ASCO explores redesign for AM for aircraft component
ASCO Industries is world leader in the design and manufacturing of high lift devices, complex mechanical assemblies and major functional components for the aerospace industry. To safeguard the competitive position in the high-lift devices for all major aircraft families (Airbus, Boeing, Bombardier, Embraer), ASCO is continuously challenging its product design and manufacturing towards a lower cost and weight while maintaining or improving quality and performance.
The ALMA project was an important first step for ASCO to study and learn how the additive manufacturing (AM) mindset can make the difference for the design and manufacturing of structural aerospace products. The ultimate goal of this project is to reach TRL6 maturity level for class 2 metal structural Aerospace components manufactured via AM Powder Bed Fusion (PBF) technology. A consortium was set up, involving various major stakeholders in the industry such as Materialise, BMT Aerospace, Siemens and research partners such as Sirris, KU Leuven (Faculty of Mechanical Engineering), Ghent University and CRM Group.
'Redesign for AM'
Together with Asco, Sirris took the lead to re-design the class 2 Aerospace component. The goal was to bring the aerospace component from a conventional geometry, based on complete machining operation of plates or forgings, to an optimized geometry suitable for 3D printing.
Three different design tracks were explored in parallel; titanium processed with Electron Beam Melting (EBM), titanium processed with Laser Beam Melting (LBM), and PH high strength stainless steel processed with LBM. For each of the research tracks, a specific design was created which takes into account the specificities of the materials, production processes, design for inspection and design for post-processing.
This cooperation is an extension of the work performed in previous projects.
Framework for an integrated DfAM methodology
Based on an investigation of the state-of-the-art about design methodologies and guidelines, a framework for an integrated DfAM methodology, covering the whole production chain was developed by Sirris. This framework integrates lightweight design, AM process and post-process decision trees with a concept for formulating guidelines in an intuitive way.
The framework and guidelines offer designers, in a simple and intuitive way, a comprehensive design support and overview of limitations and possibilities. These results also enable CAD/CAE software developers to embed the results in their future computer-based recommender systems.
To support this, state-of-the-art generative design and software tools were benchmarked with the use case to identify their possibilities and drawbacks to support DfAM of functional metal AM parts.
Investigation of post-processing operations
After printing the functional features need to be machined in order to achieve the dimensional requirements needed. Given the freeform nature of the new design the main challenge hereby is to position and orient the part within the machining area guaranteeing end quality. An approach combining CMM measurement data, zero point clamping fixtures and automated machining axis compensation was developed.

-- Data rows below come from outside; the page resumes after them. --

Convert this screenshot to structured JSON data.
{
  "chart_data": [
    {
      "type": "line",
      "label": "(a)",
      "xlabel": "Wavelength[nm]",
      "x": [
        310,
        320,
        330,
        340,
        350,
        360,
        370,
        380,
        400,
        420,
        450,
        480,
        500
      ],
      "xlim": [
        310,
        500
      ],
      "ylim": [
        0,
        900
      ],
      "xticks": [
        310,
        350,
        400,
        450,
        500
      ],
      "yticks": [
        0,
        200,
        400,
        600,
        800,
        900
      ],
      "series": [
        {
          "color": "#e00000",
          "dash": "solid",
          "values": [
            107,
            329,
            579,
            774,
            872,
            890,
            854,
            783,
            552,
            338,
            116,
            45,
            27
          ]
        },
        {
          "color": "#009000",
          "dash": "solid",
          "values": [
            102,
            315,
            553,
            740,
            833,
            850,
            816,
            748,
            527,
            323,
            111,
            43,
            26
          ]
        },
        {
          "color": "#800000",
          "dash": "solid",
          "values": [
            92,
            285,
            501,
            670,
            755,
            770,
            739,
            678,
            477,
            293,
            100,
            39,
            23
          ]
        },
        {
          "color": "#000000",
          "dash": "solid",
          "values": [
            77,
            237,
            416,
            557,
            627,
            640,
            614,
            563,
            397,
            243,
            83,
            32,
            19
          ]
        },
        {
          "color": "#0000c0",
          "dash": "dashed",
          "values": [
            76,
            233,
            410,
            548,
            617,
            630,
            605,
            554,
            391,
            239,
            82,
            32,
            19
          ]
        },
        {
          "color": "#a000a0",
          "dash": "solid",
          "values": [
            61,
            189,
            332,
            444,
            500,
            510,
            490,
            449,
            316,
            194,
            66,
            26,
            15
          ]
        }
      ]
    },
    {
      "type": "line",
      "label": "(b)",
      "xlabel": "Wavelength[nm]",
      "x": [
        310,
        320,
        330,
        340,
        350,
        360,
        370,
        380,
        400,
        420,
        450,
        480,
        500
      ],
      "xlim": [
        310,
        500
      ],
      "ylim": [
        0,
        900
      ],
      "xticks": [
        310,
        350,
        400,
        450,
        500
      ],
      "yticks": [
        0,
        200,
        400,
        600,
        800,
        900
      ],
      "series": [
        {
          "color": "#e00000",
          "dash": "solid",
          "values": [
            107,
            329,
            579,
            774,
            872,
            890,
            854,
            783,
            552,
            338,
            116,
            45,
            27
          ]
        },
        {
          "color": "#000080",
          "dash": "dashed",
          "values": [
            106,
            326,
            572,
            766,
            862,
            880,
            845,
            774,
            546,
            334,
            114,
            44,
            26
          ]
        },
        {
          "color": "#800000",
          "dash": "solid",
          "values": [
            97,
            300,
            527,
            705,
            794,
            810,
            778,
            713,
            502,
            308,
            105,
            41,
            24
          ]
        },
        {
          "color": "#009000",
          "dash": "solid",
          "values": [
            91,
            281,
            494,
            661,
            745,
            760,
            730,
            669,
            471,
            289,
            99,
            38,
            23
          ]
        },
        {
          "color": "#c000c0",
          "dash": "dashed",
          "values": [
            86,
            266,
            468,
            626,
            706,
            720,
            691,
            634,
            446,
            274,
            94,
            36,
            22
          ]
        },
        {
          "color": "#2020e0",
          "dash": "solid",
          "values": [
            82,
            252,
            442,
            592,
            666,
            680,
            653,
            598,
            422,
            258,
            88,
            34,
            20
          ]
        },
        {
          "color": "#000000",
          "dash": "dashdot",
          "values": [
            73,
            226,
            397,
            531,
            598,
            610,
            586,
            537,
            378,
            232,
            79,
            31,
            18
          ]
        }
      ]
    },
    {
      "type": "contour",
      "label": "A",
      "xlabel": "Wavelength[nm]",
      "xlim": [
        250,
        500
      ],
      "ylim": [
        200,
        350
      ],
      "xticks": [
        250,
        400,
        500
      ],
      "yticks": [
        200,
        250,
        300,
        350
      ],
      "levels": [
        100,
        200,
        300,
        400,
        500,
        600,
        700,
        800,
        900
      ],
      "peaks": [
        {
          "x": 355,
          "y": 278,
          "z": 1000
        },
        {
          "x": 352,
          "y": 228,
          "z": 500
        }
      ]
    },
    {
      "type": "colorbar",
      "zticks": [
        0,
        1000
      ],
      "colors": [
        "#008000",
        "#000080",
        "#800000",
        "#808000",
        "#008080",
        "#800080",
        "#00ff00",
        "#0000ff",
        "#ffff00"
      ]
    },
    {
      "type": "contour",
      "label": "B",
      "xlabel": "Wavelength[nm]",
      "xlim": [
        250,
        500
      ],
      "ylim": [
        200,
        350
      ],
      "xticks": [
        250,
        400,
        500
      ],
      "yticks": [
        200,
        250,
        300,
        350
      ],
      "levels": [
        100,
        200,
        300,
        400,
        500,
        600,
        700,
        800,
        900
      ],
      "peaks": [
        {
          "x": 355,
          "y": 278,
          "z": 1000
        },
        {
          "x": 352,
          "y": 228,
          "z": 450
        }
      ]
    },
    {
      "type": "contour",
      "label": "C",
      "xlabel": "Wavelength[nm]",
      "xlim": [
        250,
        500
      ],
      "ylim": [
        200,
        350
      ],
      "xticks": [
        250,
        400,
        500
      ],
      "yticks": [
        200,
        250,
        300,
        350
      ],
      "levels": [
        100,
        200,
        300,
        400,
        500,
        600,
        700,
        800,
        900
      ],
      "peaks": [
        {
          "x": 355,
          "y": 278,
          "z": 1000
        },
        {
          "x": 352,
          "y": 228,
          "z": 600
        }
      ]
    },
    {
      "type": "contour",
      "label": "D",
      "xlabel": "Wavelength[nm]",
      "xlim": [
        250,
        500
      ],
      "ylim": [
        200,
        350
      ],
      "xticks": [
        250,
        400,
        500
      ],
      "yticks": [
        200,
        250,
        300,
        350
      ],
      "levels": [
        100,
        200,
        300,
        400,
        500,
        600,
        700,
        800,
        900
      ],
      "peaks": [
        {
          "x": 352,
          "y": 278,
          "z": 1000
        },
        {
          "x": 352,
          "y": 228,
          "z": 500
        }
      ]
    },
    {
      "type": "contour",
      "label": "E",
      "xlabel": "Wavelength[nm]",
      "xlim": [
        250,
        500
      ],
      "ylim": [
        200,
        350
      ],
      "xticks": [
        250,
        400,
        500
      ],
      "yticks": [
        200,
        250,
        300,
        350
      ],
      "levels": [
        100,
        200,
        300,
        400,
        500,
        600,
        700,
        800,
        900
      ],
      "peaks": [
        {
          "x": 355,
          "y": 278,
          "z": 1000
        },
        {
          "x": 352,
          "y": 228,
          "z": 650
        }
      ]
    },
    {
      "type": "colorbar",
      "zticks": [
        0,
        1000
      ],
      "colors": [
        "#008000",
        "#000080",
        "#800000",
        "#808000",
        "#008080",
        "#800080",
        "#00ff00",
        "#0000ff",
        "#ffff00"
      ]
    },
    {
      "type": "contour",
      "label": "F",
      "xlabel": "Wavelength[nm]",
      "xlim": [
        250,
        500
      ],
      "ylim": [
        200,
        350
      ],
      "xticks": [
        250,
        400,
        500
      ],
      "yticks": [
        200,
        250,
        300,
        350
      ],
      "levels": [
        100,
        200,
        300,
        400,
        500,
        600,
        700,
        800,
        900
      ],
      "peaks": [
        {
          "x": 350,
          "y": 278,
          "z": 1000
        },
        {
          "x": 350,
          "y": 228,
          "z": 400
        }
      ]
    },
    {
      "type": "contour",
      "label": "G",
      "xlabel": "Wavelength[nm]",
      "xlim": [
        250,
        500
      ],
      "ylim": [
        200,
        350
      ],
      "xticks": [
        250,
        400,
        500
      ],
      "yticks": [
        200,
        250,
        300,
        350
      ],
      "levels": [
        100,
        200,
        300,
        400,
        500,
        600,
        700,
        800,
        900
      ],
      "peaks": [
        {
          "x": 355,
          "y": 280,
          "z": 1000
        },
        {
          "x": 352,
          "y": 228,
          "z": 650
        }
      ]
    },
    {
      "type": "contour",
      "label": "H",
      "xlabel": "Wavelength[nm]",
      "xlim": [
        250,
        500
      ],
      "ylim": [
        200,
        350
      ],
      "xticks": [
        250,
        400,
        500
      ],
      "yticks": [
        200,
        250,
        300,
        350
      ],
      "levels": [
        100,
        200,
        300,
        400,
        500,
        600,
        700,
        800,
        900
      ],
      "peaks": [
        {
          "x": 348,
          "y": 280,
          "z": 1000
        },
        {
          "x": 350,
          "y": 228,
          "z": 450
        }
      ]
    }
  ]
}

Sirris was the main partner in the finishing of the components built as part of the project. The main challenge was generating precision surfaces and interfaces to ensure the intended lightweight and complex structure. Two major issues arose: on the one hand, the clamping and vibration of the workpieces; on the other hand, the alignment of the part in the processing tools due to the lack of benchmark surface features. Sirris developed a special part to simulate the complexities in the additive manufacturing process. This piece was used to evaluate various clamping strategies and research methods. A clamping feature was designed and tested with printed plastic pieces representing the negatives of the actual part to be printed. This concept demonstrated the efficiency of the clamping method, mainly based on its contribution to the distribution of clamping force over a larger area and the potential adjustment to the shape of the piece.
The clamping method also provided optimal access to the piece, thereby avoiding multiple set-ups during the processing of the piece. This new matrix clamping arrangement will be evaluated in a later phase. Regarding the alignment, various reference surface features on the piece were designed and tested to evaluate effectiveness during processing. The main aim was to minimise support in the areas under investigation, to eliminate positioning errors. The workpiece and clamping arrangement were used to research the benchmark surface features. A zero-point system, adapted to research on a Coordinate-Measuring Machine (CMM), was converted for the processing tool to include the number of axis rotations, to match the NC-CAM programme with the actual processing coordinates. This new method of converting the research corrections from the laser scanning method will be provided in a subsequent phase.